李破沉默地跟在李青身后,拉低了头上带着的黑色鸭舌帽,下了车又去换了另一辆车,这一路上李青十分谨慎,每过一小时就换一辆车,现在这辆车就是第六俩车了。
这样挺好,他可不想回去了一下子被人认出来,否则这离开燕京多年的隐忍就前功尽废。
燕京于他来说,还算是比较熟悉的,却又痛恨。
从小一直活在李家给他的阴影之中,不管去哪,都会被冠上叛徒的儿子的名头。
所以李破小时候就有了一种想要给父亲平反的念头,可反而随着年岁增长,李破忽然觉得,有时候被冠商行叛徒名头,任由那些人唾骂,也是挺好的。
可以这个事情,来筛选哪些人可信,哪些人不可信——
直到车子开进李家大院,李青喊他下车,这才打断了李破的思绪。
李家大院是一座风格十分古朴的大宅院,这是李家祖宗商行传承下来的百年祖宅,据说已经有了将近两百年、三百年的历史了。
在燕京,这种宅院虽然是比不上那所谓的奢华装修的别墅,也比不上精心装修的楼房,可从历史价值到土地价值上,却是那些地方都比不上的。
有一方花园,一方养着锦鲤的池塘,有一方养着数百年从未砍伐过一份的银杏树,更是有四进四出的迂回环绕的宅院走廊……
李胜阳就坐在银杏树下,躺在贵妃榻上,微微眯着眼,不知道是在歇息还是在假寐。
李青和李破就站在不远处。
“你们终于来了是吧。
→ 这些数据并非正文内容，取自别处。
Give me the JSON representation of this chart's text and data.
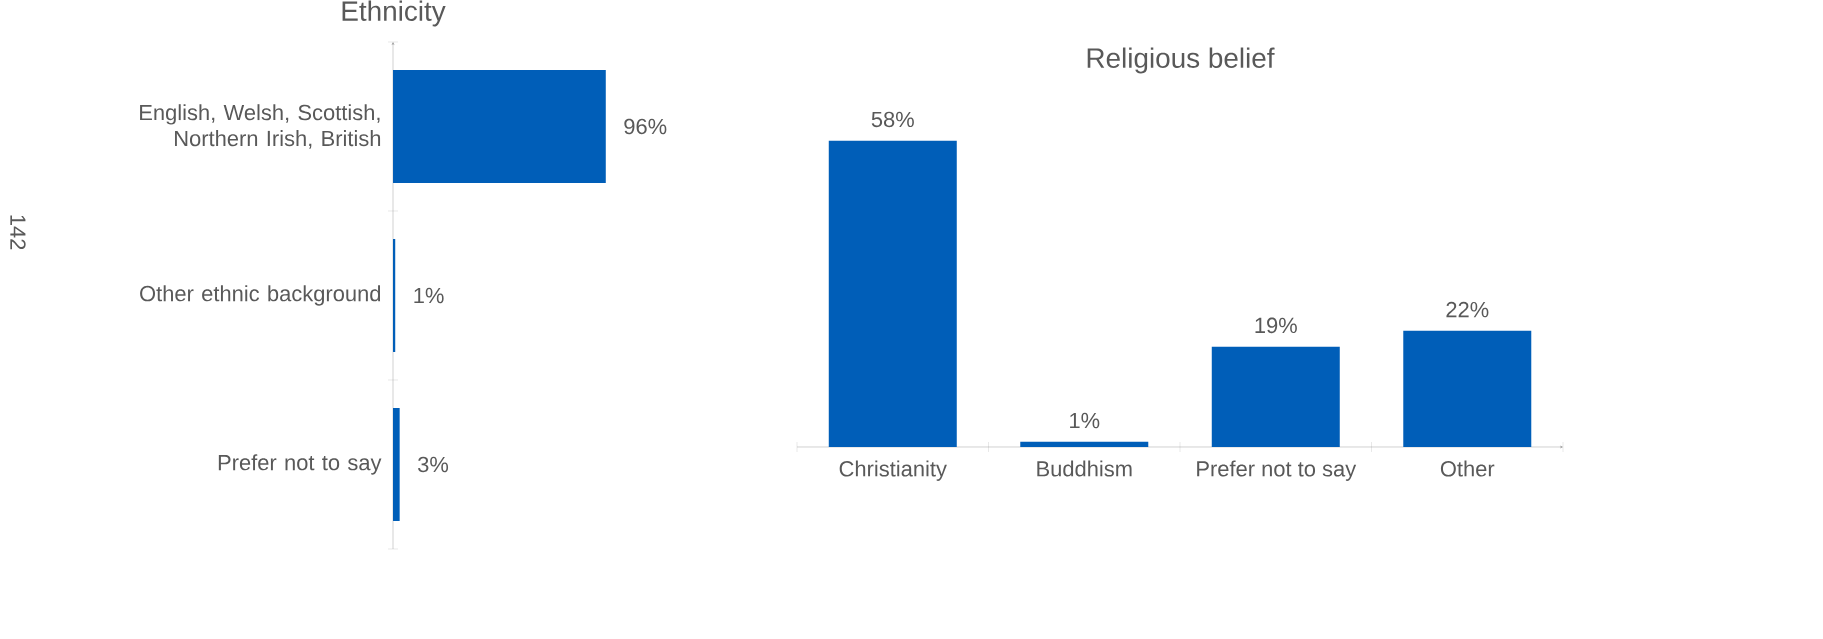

”李胜阳没有睁开眼睛,却是知道这两个人来了。
那句话说的好像李胜阳等了很久一样,实际上也就只是花了一天多的时间,在李破和李青看来,这才一天算不上急,可在李胜阳眼里却犹如度日如年。
“是的,家主,我已经把您交代下去的任务,圆满完成了。”李青说道。
李胜阳听到这段话微微点头:“很好,下去吧,我和李破有话要说。”
闻言,李青奇怪地看了一眼李破,但是也不敢说什么,只是应了一声就退了下去。
直到李青的身影消失在内院,李破这才开头:“有什么话非要屏退左右人才会说……不会是什么话吧?”
“你吃了禁魂草,又受了重伤……你是怎么活下来的?”
李胜阳眯着眼睛看着眼前还呼吸着的李破,似乎是有些不确定。
他还记得李破当时那副惨状,有了禁魂草,他身体里的战神血脉按道理上是起不了作用的,被禁魂草削弱了的战神血脉,对是不可能有什么护住心脉的力量……
李破不置可否,只是淡淡地看着李胜阳。
“……不说也没有关系,我早该想到的,你既然能成就战神名号,会留一手,也是正常的。”李胜阳眼底流露出了一丝可惜之色,随后又收了起来,叹了一声:“今晚,我们李家家宴,你必须到场,老爷子很想你。”